Ну что ж, как минимум сидеть и смотреть в одну точку было совершенно неконструктивно и глупо. Да и вообще, натасканная Танечка привыкла быстро исполнять все обращенные к ней команды. Издержки воспитания. Про такие случаи говорят – на ватных ногах. Вот-вот, нечто подобное она и ощущала когда шла к входу. А там все оказалось почти как она и ожидала, разве что гуляющий вокруг ветер был холодным но не пронзительным. Попахивало табаком – это кондукторша курила, прислонившись спиной к автобусу. На Таню она посмотрела совершенно равнодушно.
С той же в свою очередь все было совсем нехорошо; судя по тому как у девушки заметно задрожали губы, которые к тому же растянулись в чудовищное подобие кривой улыбки, надвигалось на Таню что-то недоброе.
– А что делать? – Чуть слышно произнесла она, вызвав у немолодой тетки удивленный и одновременно пренебрежительный взгляд.
– Ну скажите хоть, тут другие автобусы часто ходят? – Вновь умоляюще спросила Таня, так и не дождавшись ответа, – ну, чего вы молчите?
– Садись на остановку, жди, – последовал безразличный отклик, – кто-нибудь приедет.

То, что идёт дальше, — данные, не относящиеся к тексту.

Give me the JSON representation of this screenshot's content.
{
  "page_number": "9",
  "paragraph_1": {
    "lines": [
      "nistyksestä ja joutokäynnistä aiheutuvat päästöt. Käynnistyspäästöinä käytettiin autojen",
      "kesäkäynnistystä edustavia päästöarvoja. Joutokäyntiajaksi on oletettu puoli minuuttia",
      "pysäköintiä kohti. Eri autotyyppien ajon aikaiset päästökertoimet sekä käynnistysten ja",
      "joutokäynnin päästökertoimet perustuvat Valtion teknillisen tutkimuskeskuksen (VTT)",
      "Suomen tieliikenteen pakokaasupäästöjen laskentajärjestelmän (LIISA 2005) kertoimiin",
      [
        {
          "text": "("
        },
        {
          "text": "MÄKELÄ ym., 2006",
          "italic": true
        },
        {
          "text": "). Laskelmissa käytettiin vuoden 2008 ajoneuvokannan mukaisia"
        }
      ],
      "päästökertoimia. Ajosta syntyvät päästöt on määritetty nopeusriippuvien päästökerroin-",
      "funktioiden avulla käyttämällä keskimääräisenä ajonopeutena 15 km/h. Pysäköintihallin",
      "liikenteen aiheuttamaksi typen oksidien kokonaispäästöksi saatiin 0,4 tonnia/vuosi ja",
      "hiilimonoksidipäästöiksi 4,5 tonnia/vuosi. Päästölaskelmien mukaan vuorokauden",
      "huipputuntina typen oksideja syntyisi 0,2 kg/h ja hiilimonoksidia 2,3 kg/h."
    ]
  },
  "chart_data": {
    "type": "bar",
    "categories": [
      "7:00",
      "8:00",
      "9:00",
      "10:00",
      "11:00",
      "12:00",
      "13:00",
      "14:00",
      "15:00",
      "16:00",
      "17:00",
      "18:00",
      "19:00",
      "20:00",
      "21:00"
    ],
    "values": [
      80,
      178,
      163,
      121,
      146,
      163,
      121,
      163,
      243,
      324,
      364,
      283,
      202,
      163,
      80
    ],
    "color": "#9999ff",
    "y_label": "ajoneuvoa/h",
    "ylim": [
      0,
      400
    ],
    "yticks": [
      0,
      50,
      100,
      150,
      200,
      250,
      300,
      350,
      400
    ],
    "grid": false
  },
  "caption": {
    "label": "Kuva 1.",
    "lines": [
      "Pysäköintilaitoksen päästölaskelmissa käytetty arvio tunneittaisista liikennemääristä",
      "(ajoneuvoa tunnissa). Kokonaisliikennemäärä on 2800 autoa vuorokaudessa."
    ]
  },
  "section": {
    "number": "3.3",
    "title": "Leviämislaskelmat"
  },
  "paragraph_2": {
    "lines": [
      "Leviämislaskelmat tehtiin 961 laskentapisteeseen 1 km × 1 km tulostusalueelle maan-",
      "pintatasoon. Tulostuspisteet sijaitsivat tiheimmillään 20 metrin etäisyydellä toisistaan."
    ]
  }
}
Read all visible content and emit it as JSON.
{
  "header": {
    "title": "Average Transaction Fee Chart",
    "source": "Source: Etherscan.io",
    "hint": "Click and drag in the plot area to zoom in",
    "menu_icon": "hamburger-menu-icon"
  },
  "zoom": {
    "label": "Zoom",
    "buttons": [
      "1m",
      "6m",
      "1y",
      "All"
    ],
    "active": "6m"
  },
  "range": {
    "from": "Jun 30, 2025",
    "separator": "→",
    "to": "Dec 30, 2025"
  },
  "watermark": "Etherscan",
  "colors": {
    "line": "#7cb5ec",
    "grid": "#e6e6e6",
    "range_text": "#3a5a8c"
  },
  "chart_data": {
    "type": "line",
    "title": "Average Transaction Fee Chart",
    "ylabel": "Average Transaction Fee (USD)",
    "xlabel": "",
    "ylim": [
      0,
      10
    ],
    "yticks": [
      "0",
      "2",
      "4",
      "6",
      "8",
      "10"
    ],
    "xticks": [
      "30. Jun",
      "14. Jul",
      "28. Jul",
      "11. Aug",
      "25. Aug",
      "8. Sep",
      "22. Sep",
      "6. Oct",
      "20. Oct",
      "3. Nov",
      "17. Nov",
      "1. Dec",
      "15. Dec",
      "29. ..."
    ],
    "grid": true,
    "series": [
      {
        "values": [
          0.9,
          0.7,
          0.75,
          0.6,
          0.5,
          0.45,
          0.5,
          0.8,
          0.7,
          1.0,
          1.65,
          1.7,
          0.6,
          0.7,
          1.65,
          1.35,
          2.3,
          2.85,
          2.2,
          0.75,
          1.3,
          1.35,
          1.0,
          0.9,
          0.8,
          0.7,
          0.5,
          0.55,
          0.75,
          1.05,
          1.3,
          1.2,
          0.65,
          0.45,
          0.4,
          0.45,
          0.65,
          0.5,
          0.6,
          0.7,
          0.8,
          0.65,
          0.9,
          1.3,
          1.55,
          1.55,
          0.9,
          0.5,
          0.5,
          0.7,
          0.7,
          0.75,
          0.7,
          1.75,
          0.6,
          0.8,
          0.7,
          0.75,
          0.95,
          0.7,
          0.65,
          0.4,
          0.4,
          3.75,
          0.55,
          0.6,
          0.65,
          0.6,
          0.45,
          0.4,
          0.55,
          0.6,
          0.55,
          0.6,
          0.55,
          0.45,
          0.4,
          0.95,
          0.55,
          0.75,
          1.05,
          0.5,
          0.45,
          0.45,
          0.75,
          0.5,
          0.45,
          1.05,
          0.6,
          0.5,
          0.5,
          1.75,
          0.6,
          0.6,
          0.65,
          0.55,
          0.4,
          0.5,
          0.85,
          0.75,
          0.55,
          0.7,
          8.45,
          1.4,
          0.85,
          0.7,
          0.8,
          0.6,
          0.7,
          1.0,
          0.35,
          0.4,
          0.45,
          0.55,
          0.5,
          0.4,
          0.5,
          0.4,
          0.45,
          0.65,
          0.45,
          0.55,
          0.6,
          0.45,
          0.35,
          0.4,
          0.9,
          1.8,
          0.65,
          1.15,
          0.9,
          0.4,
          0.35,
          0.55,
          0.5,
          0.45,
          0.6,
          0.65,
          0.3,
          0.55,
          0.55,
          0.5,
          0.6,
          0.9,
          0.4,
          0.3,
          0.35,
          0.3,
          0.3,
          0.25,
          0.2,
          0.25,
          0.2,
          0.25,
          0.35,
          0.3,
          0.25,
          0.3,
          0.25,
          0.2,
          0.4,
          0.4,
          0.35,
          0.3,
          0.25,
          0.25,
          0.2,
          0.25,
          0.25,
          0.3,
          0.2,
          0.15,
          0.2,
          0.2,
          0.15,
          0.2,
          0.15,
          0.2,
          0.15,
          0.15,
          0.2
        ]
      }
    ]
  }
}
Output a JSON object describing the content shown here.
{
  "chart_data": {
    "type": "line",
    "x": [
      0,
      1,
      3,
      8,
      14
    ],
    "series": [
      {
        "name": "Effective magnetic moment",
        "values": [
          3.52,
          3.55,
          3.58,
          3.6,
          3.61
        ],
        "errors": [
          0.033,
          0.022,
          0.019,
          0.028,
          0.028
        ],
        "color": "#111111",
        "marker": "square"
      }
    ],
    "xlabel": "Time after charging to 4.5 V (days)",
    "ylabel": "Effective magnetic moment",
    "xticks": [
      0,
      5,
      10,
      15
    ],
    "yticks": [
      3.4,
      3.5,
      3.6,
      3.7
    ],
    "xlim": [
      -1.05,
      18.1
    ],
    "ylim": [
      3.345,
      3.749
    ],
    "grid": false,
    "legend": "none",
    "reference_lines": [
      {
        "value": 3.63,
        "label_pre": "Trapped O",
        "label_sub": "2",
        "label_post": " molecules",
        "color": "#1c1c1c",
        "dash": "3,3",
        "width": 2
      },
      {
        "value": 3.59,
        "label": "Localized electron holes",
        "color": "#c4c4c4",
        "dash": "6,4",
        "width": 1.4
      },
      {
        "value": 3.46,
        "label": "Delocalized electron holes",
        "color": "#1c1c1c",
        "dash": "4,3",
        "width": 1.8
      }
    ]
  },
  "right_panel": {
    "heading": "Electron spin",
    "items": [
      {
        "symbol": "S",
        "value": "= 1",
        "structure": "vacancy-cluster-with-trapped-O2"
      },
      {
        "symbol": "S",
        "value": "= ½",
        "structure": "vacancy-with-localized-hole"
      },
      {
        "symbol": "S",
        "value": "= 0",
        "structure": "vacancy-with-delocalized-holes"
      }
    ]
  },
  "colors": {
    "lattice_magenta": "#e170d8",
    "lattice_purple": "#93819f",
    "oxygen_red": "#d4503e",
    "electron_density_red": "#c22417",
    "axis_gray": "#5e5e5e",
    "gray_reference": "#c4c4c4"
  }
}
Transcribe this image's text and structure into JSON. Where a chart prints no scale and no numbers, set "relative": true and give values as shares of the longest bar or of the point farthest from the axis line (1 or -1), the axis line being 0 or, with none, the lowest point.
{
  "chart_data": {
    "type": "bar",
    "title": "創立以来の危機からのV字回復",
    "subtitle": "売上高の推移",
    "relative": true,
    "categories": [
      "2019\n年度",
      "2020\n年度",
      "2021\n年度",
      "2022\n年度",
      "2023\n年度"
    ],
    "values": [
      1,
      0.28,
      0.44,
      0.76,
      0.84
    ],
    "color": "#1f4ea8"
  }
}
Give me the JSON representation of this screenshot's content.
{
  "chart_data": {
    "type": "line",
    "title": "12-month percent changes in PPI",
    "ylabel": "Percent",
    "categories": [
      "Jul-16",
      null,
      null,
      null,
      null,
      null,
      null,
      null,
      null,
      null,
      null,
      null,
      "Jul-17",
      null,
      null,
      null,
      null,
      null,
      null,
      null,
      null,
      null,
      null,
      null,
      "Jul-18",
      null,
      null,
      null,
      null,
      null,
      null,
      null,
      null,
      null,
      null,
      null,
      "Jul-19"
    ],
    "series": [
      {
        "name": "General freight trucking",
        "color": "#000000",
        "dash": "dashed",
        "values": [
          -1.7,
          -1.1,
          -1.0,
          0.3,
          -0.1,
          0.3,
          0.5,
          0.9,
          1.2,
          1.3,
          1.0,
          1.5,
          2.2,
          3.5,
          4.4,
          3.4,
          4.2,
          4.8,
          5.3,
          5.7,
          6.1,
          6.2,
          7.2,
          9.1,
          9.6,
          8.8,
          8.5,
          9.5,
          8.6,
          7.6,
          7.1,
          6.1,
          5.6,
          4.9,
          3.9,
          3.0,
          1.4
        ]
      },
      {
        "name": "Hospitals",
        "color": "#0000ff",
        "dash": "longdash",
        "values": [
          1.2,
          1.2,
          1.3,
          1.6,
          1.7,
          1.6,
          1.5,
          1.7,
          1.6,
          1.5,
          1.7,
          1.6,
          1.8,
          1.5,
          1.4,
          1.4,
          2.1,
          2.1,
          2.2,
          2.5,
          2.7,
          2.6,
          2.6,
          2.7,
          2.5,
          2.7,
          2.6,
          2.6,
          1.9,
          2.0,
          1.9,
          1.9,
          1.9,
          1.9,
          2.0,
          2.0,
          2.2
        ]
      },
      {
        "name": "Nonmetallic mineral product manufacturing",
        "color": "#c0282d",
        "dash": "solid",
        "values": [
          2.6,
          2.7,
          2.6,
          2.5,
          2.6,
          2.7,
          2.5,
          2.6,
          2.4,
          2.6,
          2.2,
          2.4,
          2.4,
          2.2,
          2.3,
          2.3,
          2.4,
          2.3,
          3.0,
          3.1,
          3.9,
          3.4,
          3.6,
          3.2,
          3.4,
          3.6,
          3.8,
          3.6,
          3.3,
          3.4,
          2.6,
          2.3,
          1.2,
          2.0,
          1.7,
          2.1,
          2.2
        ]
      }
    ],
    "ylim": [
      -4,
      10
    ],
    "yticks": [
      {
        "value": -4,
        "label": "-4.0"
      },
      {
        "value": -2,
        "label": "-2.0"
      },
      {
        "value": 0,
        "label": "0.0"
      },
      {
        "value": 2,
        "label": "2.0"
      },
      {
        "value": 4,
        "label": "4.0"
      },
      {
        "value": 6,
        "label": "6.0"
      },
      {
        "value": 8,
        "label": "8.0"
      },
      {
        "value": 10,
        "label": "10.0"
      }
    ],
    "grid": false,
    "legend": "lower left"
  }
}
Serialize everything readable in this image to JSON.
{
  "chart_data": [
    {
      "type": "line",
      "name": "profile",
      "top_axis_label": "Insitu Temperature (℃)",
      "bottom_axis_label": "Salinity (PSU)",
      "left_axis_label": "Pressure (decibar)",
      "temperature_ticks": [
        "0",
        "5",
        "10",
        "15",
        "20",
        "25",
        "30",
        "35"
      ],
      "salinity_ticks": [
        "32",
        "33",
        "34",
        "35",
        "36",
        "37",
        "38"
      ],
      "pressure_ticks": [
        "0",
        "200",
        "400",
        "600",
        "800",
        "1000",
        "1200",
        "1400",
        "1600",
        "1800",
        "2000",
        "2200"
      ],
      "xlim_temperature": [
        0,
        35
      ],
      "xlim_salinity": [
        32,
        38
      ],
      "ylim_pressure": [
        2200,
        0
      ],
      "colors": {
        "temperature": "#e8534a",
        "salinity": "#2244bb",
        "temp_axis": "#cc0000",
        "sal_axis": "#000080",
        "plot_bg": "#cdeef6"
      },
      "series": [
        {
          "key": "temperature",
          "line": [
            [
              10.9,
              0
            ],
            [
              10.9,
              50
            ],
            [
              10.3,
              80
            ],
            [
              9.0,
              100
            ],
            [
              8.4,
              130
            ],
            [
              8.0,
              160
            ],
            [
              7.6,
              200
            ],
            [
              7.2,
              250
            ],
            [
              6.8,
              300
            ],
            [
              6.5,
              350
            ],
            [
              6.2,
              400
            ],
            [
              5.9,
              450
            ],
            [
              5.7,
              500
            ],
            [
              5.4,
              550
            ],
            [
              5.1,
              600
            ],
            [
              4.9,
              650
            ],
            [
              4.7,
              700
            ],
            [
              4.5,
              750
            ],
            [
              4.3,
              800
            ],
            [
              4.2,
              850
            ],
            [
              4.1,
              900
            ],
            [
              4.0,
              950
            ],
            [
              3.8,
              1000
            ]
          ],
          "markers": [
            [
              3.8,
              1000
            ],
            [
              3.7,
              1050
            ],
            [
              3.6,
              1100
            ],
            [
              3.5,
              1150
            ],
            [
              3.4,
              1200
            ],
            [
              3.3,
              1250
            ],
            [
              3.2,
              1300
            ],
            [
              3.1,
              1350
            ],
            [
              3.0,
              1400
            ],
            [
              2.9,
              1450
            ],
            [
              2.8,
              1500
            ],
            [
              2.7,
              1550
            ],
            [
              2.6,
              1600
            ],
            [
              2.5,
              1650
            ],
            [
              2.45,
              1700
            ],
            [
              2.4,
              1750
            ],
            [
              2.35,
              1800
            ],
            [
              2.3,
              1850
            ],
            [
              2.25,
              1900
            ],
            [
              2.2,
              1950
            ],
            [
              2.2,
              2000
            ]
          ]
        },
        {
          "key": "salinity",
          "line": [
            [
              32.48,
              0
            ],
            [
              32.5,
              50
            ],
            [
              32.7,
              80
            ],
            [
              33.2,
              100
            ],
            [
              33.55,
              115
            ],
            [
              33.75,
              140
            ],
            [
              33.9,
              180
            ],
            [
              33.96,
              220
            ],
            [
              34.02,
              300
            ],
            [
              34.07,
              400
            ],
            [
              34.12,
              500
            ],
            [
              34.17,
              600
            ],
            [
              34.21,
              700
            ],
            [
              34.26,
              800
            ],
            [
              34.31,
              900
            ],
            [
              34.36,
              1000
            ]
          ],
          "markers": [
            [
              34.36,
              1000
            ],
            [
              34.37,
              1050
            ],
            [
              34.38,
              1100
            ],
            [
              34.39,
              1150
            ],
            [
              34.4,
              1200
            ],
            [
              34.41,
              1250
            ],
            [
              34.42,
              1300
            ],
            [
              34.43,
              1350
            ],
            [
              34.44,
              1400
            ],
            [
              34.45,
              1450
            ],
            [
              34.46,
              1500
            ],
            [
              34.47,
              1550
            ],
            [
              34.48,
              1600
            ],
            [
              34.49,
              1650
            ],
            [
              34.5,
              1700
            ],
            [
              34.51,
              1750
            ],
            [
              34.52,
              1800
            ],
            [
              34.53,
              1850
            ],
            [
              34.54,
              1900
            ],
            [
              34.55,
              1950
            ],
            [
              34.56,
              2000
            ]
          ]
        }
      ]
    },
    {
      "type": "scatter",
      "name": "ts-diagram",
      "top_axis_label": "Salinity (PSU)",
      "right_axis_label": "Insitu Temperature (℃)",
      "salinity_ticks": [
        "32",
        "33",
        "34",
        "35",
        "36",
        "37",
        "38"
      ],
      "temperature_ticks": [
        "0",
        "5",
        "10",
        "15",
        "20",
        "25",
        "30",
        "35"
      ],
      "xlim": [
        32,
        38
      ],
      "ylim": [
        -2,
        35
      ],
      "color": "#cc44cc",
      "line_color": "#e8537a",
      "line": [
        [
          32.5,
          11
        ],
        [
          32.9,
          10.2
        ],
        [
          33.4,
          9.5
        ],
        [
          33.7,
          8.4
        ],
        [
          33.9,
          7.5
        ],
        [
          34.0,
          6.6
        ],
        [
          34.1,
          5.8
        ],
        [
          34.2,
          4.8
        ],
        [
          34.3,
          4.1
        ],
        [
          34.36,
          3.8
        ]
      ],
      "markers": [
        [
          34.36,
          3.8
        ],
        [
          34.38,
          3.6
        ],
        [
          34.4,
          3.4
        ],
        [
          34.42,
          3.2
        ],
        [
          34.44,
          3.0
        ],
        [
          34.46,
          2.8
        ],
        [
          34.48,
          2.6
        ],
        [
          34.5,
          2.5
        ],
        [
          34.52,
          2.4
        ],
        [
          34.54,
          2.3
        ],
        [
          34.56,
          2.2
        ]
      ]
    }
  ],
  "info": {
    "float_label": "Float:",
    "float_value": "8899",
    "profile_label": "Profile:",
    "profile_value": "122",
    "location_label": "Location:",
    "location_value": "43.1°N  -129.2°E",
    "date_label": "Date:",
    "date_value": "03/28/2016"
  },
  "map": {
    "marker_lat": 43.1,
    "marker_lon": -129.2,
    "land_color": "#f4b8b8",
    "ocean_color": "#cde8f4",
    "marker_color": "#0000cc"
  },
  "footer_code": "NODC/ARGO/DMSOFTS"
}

– Да почему вокруг никого нет то! – Таня и сама не заметила как ее голос начал набирать силу, причем зазвучал он, не сказать что сильно приятно. Может быть из-за того, что она даже и не вспомнила бы скорее всего, когда вообще в последний раз разговаривала на повышенных тонах, вместо своего традиционного шелестящего лепета. – Где мы вообще?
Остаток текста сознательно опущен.